Our wedding photographer was great and part of her service was to give us these little books filled with some wallet sized photos from the wedding as an easy way to show family the pictures without having to take around a big album. Ella found one of these little books about a week ago so the little kids have been looking at it over the last few days and it has been fun to see pictures I actually haven’t looked at in a long time. One of the pictures is of our wedding party and yesterday Kellen asked who the people in the pictures were. I went through each person and explained who they were; this is our friend Anna, this is your uncle Justin, etc. It was crazy to think how much has changed in the last 6 (almost 7) years. It really hasn’t been such a long time ago but most of us were in our mid 20s and now are in our early 30s. We’ve moved around the country and the world, some of us gotten married and started families. Those people were all family. Either literally cousins and siblings or people it felt we grew up with at Seattle U. We had spent endless hours together making both good and bad decisions, we had argued politics and formed opinions together, we knew each other’s families and I never worried that we wouldn’t stay connected. Now looking back we are more connected with some than others, obviously moving so far away we don’t see friends or family nearly as much but with so many common friends and connections I’ve always felt like even though we may not be part of each other’s daily life we would always be in touch or aware of what everyone is doing. I don’t doubt that if in SF I’ll see Anna or if we were vising Jamie’s family in Minnesota we would for sure see Kate. We are just connected. So when we moved it was sad to be so far away from everyone but it is comforting to know you’ll always be in touch.

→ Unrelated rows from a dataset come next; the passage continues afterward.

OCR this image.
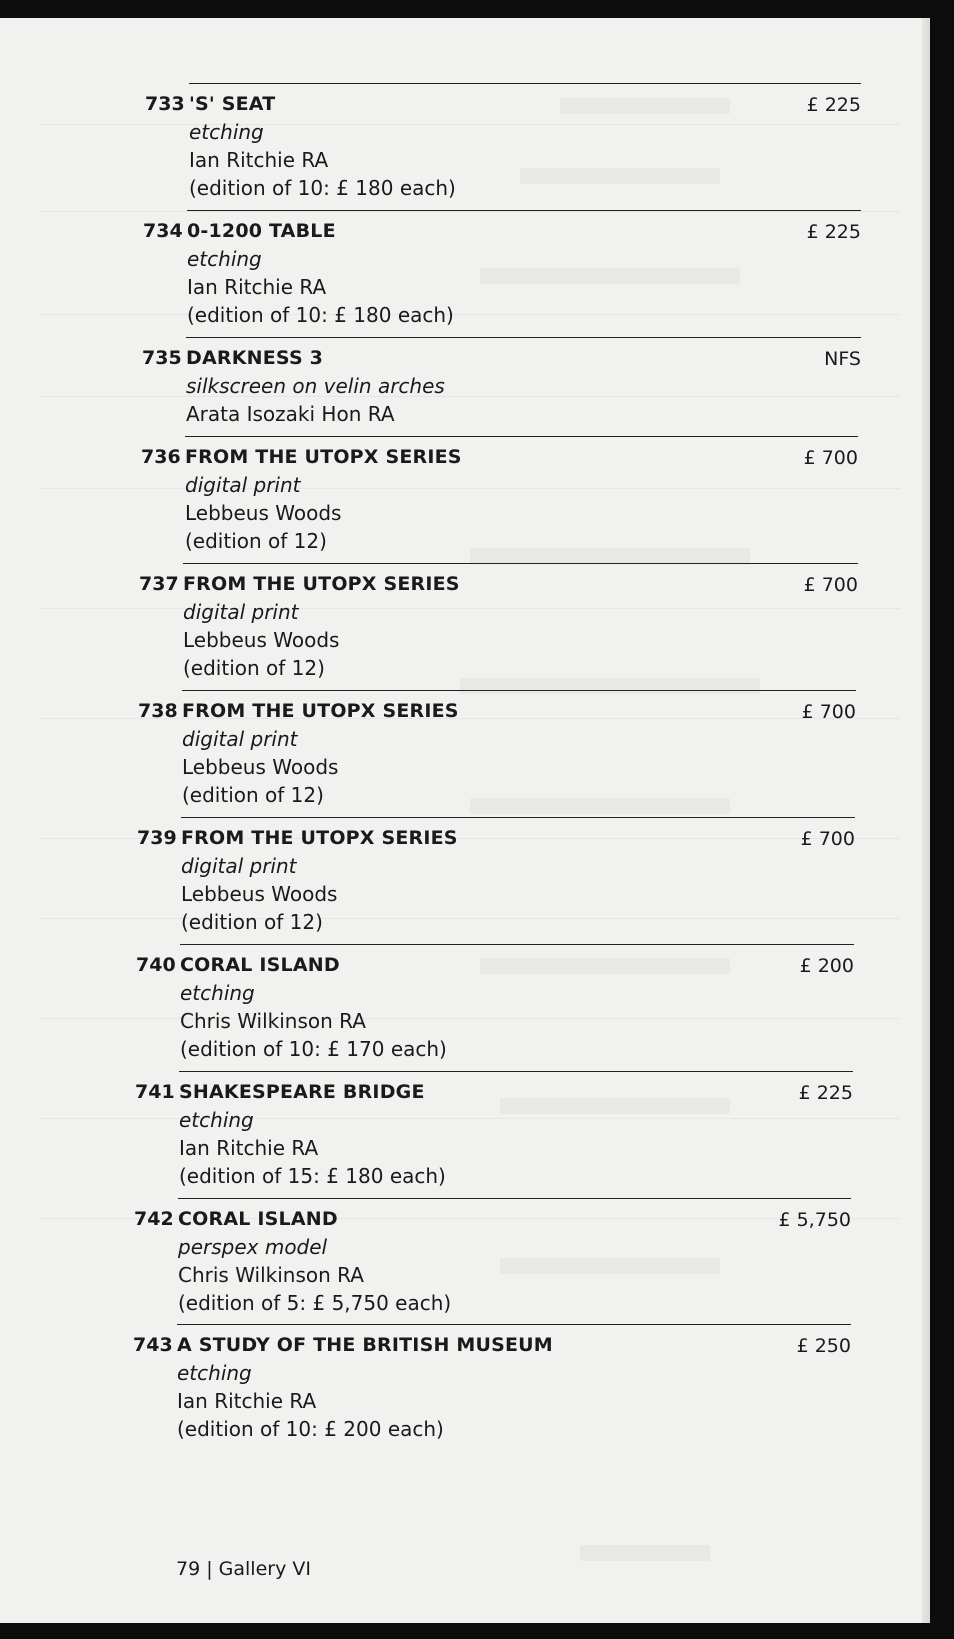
733 'S' SEAT
etching
Ian Ritchie RA
(edition of 10: £ 180 each)
£ 225
734 0-1200 TABLE
etching
Ian Ritchie RA
(edition of 10: £ 180 each)
£ 225
735 DARKNESS 3
silkscreen on velin arches
Arata Isozaki Hon RA
NFS
736 FROM THE UTOPX SERIES
digital print
Lebbeus Woods
(edition of 12)
£ 700
737 FROM THE UTOPX SERIES
digital print
Lebbeus Woods
(edition of 12)
£ 700
738 FROM THE UTOPX SERIES
digital print
Lebbeus Woods
(edition of 12)
£ 700
739 FROM THE UTOPX SERIES
digital print
Lebbeus Woods
(edition of 12)
£ 700
740 CORAL ISLAND
etching
Chris Wilkinson RA
(edition of 10: £ 170 each)
£ 200
741 SHAKESPEARE BRIDGE
etching
Ian Ritchie RA
(edition of 15: £ 180 each)
£ 225
742 CORAL ISLAND
perspex model
Chris Wilkinson RA
(edition of 5: £ 5,750 each)
£ 5,750
743 A STUDY OF THE BRITISH MUSEUM
etching
Ian Ritchie RA
(edition of 10: £ 200 each)
£ 250
79 | Gallery VI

When we first arrived in the UK I was really nervous about being isolated. I’ve always lived in Seattle so had family around and had made my close friends in school so hadn’t had to really try and make new friends as an adult. What I never anticipated was making such good friends. I got so lucky to join a coffee group of really welcoming women who were friendly and open with their time. We also ended up connecting with a couple that Jamie went to high school with and all these years later we live in the same area. So now 2 years later we’ve made friends that have become close enough to spend Christmas with, that are as fun to meet for tea on a Tuesday morning as they are meeting for wine on a Saturday night. They have been the ones to commiserate with about moving to a new country or willing to be an extra pair of hands as Ella toddled around the room. The type of people you can sit down with and suddenly you’ve been talking for 3 hours and the time just flew by. Now as we move it is bitter sweet. I never guessed I would be sad to leave the UK because it’s not ‘home’ but I have found myself sad to leave our friends here. We don’t have the reassurance that we’ll be back once a year to visit or know that we’re connected through a large network or people that will ensure we are always in touch. I can’t imagine not reaching out and keeping updated on each other’s lives but who knows the next time we’ll see each other in person.
As I think about getting settled in Australia I can only hope the people we meet there are as great as the people we’ve met here.